Il rinnovamento del Patto
04 gennaio 2019
Per le chiese metodiste un'occasione di testimonianza del loro costante impegno
Molta acqua è passata sotto i ponti da quando nel lontano 11 agosto 1755 venne per la prima volta celebrato il culto di Rinnovamento del Patto a Londra, nella chiesa francese di Spitalfields, alla presenza di 1800 persone, divenendo, come John Wesley successivamente commentò nel suo diario: «un’occasione per varie esperienze spirituali … Non credo che abbiamo mai avuto benedizione maggiore». Da allora, nelle chiese metodiste di tutto il mondo, all’inizio dell’anno o nelle occasioni significative viene celebrato questo culto che sancisce l’impegno e il completo affidamento a Dio della comunità dei credenti, nella consapevolezza che Egli stesso, per primo, offre la possibilità di rinnovare un tale patto con Lui. «Signore, io non appartengo più a me stesso, ma a te. Impegnami in ciò che vuoi, mettimi a fianco di chi vuoi»: così ha inizio la preghiera centrale nel culto di Rinnovamento del Patto.
Ma di che cosa tratta questa tradizione? Essa ha una radice biblica e nel libro del profeta Geremia il contenuto del patto viene da Dio stesso riassunto nell’affermazione: «Io sarò il vostro Dio e voi sarete il mio popolo» (31, 33b). La Bibbia menziona in varie occasioni un Patto tra Dio e l’essere umano: da Noè ad Abramo, da Mosè fino a quello eterno (berit olam) stabilito con re Davide, e infine per mezzo di Gesù Cristo il Patto viene esteso all’umanità intera.
In ogni caso, è sempre Dio che sceglie la controparte del Patto e che vi si impegna in prima battuta. L’essere umano è chiamato a rispondervi sebbene non sia una controparte uguale a Dio sia nel peso della responsabilità, sia nella fedeltà.
Nella seconda metà del ‘700, in una società gerarchicamente bloccata, celebrare un culto che avesse al centro una tale idea di Patto non era questione di poco conto: illustrava chiaramente l’assunto teologico per cui se la salvezza è per grazia di Dio, nel piano divino l’essere umano, qualunque essere umano, è chiamato a fare la sua parte nel farsi strumento fedele e fiducioso. L’essere umano ha responsabilità nei confronti di Dio e del prossimo per cui non vive la propria fede passivamente. In tal senso, nemmeno la struttura della società può essere accolta acriticamente ma va compresa alla luce del Patto e nell’orizzonte del Regno di Dio.
Come spiega Giosuè al popolo d’Israele (Giosuè 24, 23), accettare di entrare in tale relazione con Dio significa fare una scelta di campo globale, non unicamente relativa al tempo cultuale. La comunità fondata sul patto è plasmata, messa alla prova, vagliata da Dio la cui volontà è che le categorie fragili della società (all’epoca: bambini, orfani, vedove, stranieri) siano rispettate e tutelate, che il cibo sia condiviso, che la terra sia rispettata.

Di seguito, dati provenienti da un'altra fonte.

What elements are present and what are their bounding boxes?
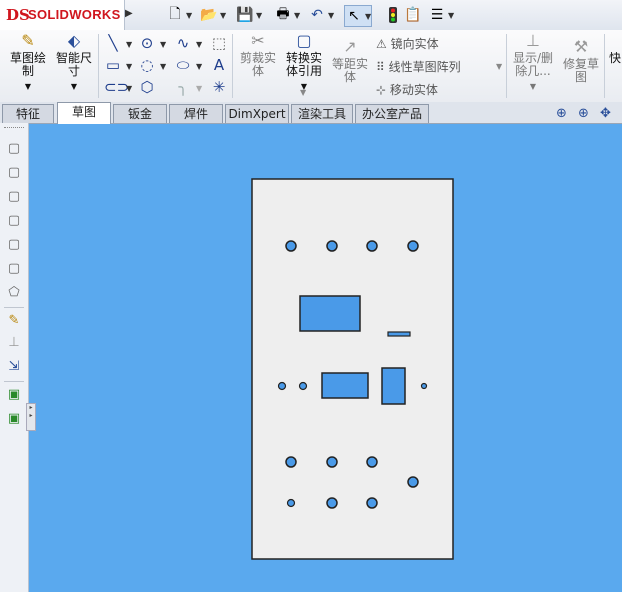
hole-circle[interactable] [407,240,419,252]
hole-circle[interactable] [366,456,378,468]
rect-cutout[interactable] [299,295,361,332]
hole-circle[interactable] [366,497,378,509]
hole-circle[interactable] [286,498,296,508]
hole-circle[interactable] [326,240,338,252]
hole-circle[interactable] [326,456,338,468]
hole-circle[interactable] [285,240,297,252]
slot-cutout[interactable] [387,331,411,337]
hole-circle[interactable] [277,381,287,391]
hole-circle[interactable] [285,456,297,468]
plate-outline[interactable] [251,178,454,560]
hole-circle[interactable] [407,476,419,488]
hole-circle[interactable] [366,240,378,252]
hole-circle[interactable] [298,381,308,391]
hole-circle[interactable] [420,382,428,390]
rect-cutout[interactable] [321,372,369,399]
hole-circle[interactable] [326,497,338,509]
graphics-area[interactable] [0,0,622,592]
rect-cutout[interactable] [381,367,406,405]
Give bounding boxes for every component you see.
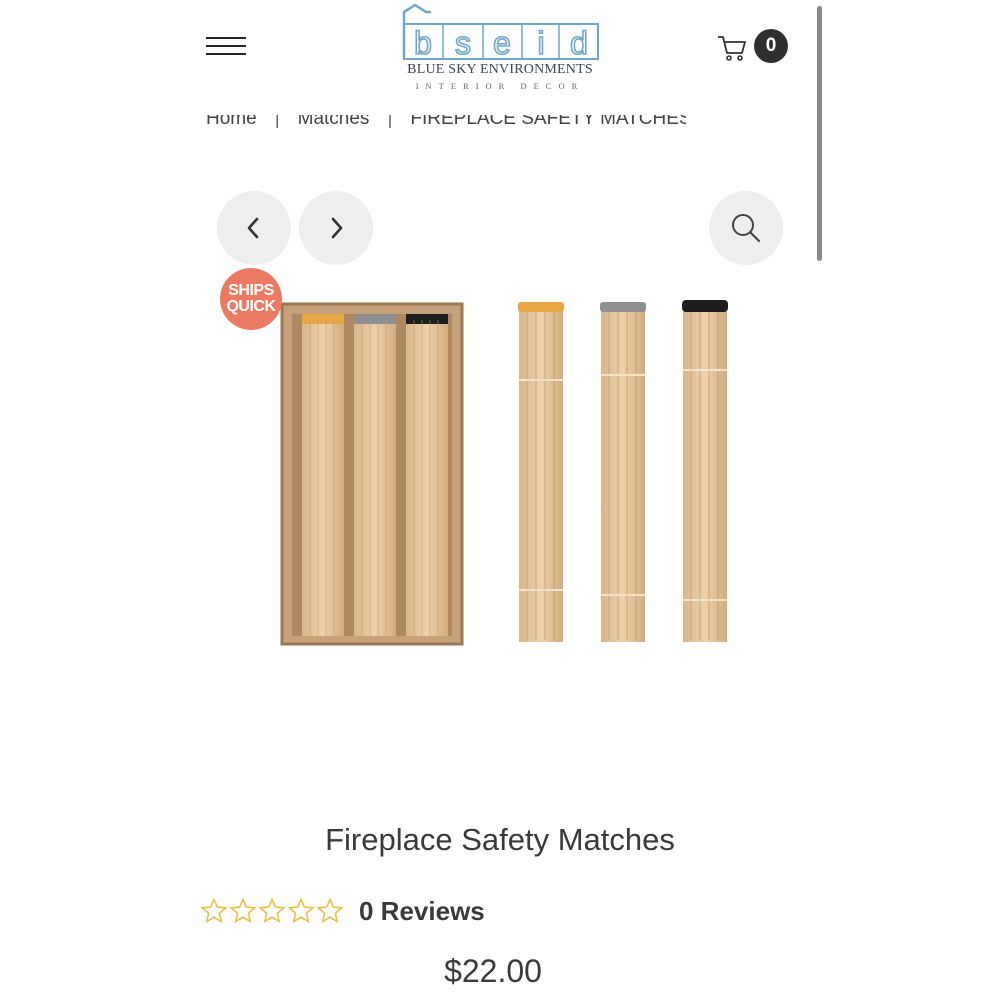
product-price: $22.00: [444, 953, 542, 989]
header-overlap: [200, 92, 700, 115]
match-head-gray: [354, 314, 396, 324]
chevron-left-icon: [247, 217, 259, 239]
menu-button[interactable]: [200, 30, 252, 64]
logo-tagline: BLUE SKY ENVIRONMENTS: [407, 62, 593, 77]
star-outline-icon: [200, 897, 228, 924]
logo-mark: b s e i d: [402, 3, 599, 62]
rating-stars: [200, 897, 344, 925]
product-title: Fireplace Safety Matches: [325, 822, 675, 857]
badge-line-1: SHIPS: [228, 282, 274, 299]
match-bundle-black: [682, 300, 728, 642]
zoom-button[interactable]: [709, 191, 783, 265]
star-outline-icon: [258, 897, 286, 924]
hamburger-menu-icon: [206, 37, 246, 39]
previous-image-button[interactable]: [217, 191, 291, 265]
badge-line-2: QUICK: [226, 298, 276, 315]
star-outline-icon: [229, 897, 257, 924]
logo-letter: i: [537, 25, 544, 61]
cart-button[interactable]: 0: [716, 28, 792, 64]
match-bundle-gray: [600, 302, 646, 642]
match-head-orange: [302, 314, 344, 324]
match-bundle-orange: [518, 302, 564, 642]
scrollbar-thumb[interactable]: [817, 6, 822, 261]
logo-letter: e: [493, 25, 511, 61]
star-outline-icon: [316, 897, 344, 924]
site-logo[interactable]: b s e i d BLUE SKY ENVIRONMENTS INTERIOR…: [395, 3, 605, 92]
star-outline-icon: [287, 897, 315, 924]
logo-letter: b: [414, 25, 432, 61]
cart-count-badge: 0: [754, 29, 788, 63]
shopping-cart-icon: [718, 36, 746, 61]
ships-quick-badge: SHIPS QUICK: [220, 268, 282, 330]
chevron-right-icon: [331, 217, 343, 239]
match-head-black: [406, 314, 448, 324]
product-rating[interactable]: 0 Reviews: [200, 893, 485, 929]
logo-letter: d: [570, 25, 588, 61]
magnifier-icon: [732, 214, 761, 243]
reviews-link[interactable]: 0 Reviews: [359, 896, 485, 927]
logo-letter: s: [455, 25, 471, 61]
product-image[interactable]: [270, 290, 750, 660]
logo-subtagline: INTERIOR DECOR: [415, 81, 585, 91]
next-image-button[interactable]: [299, 191, 373, 265]
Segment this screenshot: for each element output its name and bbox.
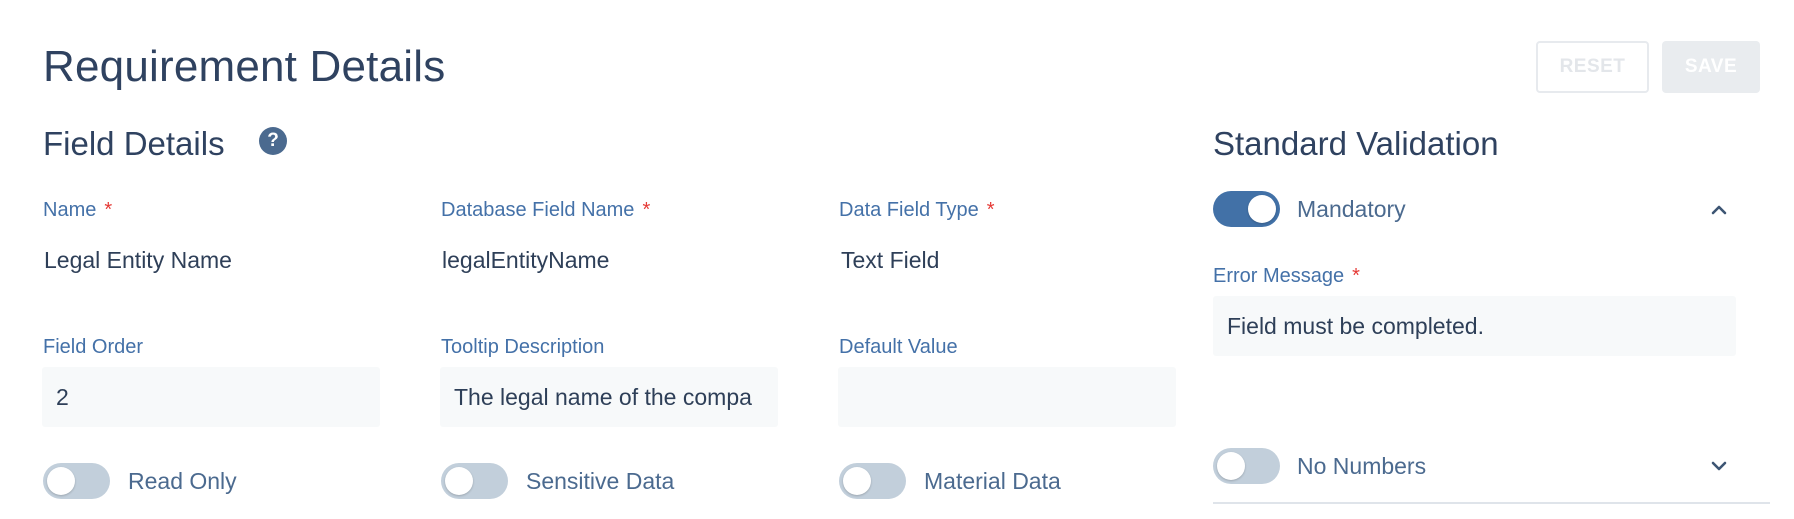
material-data-toggle[interactable] <box>839 463 906 499</box>
field-order-label: Field Order <box>43 336 144 358</box>
mandatory-toggle[interactable] <box>1213 191 1280 227</box>
data-field-type-value: Text Field <box>841 247 940 273</box>
default-value-label: Default Value <box>839 336 958 358</box>
data-field-type-label: Data Field Type * <box>839 199 995 221</box>
sensitive-data-label: Sensitive Data <box>526 468 675 494</box>
page-title: Requirement Details <box>43 42 446 91</box>
toggle-knob <box>47 467 75 495</box>
mandatory-label: Mandatory <box>1297 196 1406 222</box>
toggle-knob <box>445 467 473 495</box>
no-numbers-label: No Numbers <box>1297 453 1427 479</box>
toggle-knob <box>1217 452 1245 480</box>
name-value: Legal Entity Name <box>44 247 232 273</box>
divider <box>1213 502 1770 504</box>
error-message-input[interactable]: Field must be completed. <box>1213 296 1736 356</box>
question-circle-icon[interactable]: ? <box>259 127 287 155</box>
required-asterisk: * <box>986 199 995 221</box>
db-field-name-label: Database Field Name * <box>441 199 651 221</box>
sensitive-data-toggle[interactable] <box>441 463 508 499</box>
chevron-down-icon[interactable] <box>1707 454 1731 478</box>
save-button[interactable]: SAVE <box>1662 41 1760 93</box>
tooltip-description-label: Tooltip Description <box>441 336 605 358</box>
no-numbers-toggle[interactable] <box>1213 448 1280 484</box>
field-order-input[interactable]: 2 <box>42 367 380 427</box>
field-details-title: Field Details <box>43 125 225 162</box>
chevron-up-icon[interactable] <box>1707 198 1731 222</box>
read-only-label: Read Only <box>128 468 237 494</box>
error-message-label: Error Message * <box>1213 265 1360 287</box>
standard-validation-title: Standard Validation <box>1213 125 1499 162</box>
db-field-name-value: legalEntityName <box>442 247 610 273</box>
default-value-input[interactable] <box>838 367 1176 427</box>
reset-button[interactable]: RESET <box>1536 41 1649 93</box>
toggle-knob <box>1248 195 1276 223</box>
name-label: Name * <box>43 199 113 221</box>
toggle-knob <box>843 467 871 495</box>
tooltip-description-input[interactable]: The legal name of the compa <box>440 367 778 427</box>
read-only-toggle[interactable] <box>43 463 110 499</box>
required-asterisk: * <box>1352 265 1360 287</box>
required-asterisk: * <box>642 199 651 221</box>
material-data-label: Material Data <box>924 468 1061 494</box>
required-asterisk: * <box>104 199 113 221</box>
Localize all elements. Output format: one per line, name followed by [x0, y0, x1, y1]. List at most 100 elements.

Nel patto, Dio offre promesse di prosperità all’umanità e al popolo d’Israele (discendenza, terra), ma le benedizioni sono frutto della fiducia incondizionata in Dio (cfr. Genesi 22, 16-18) e dell’obbedienza ai suoi comandamenti (Deuteronomio 9, 9ss) tanto che le tavole di pietra su cui vennero scritti vengono denominate «tavole dell’Alleanza».
Secondo alcuni studiosi, il fatto che le «società» metodiste si riconsacrassero ogni anno in un patto con Dio, fu tra le ragioni che determinarono il successo del metodismo e l’influsso positivo che esso esercitò all’interno della compagine sociale. Oggi la visione teologica sottesa al culto di Rinnovamento del Patto probabilmente risulta assodata, ma davvero possiamo dire di essere pronti a vivere il nostro impegno come scelta radicale? E se pure, nella contraddittorietà e durezza del nostro contesto sociale, asseriamo di volerlo fare, come possiamo riuscire a vivere il nostro impegno in modo adeguato, da esseri umani fragili quali siamo?
Dinanzi alla tragica consapevolezza che in questa relazione noi siamo inadeguati e infedeli, ecco che il rimetterci con fiducia a Lui nella preghiera sapendo che siamo stati scelti quali suoi strumenti può darci la forza di continuare nel nostro impegno – come detto nella liturgia del culto relativo – «a ricercare e a compiere la tua perfetta volontà».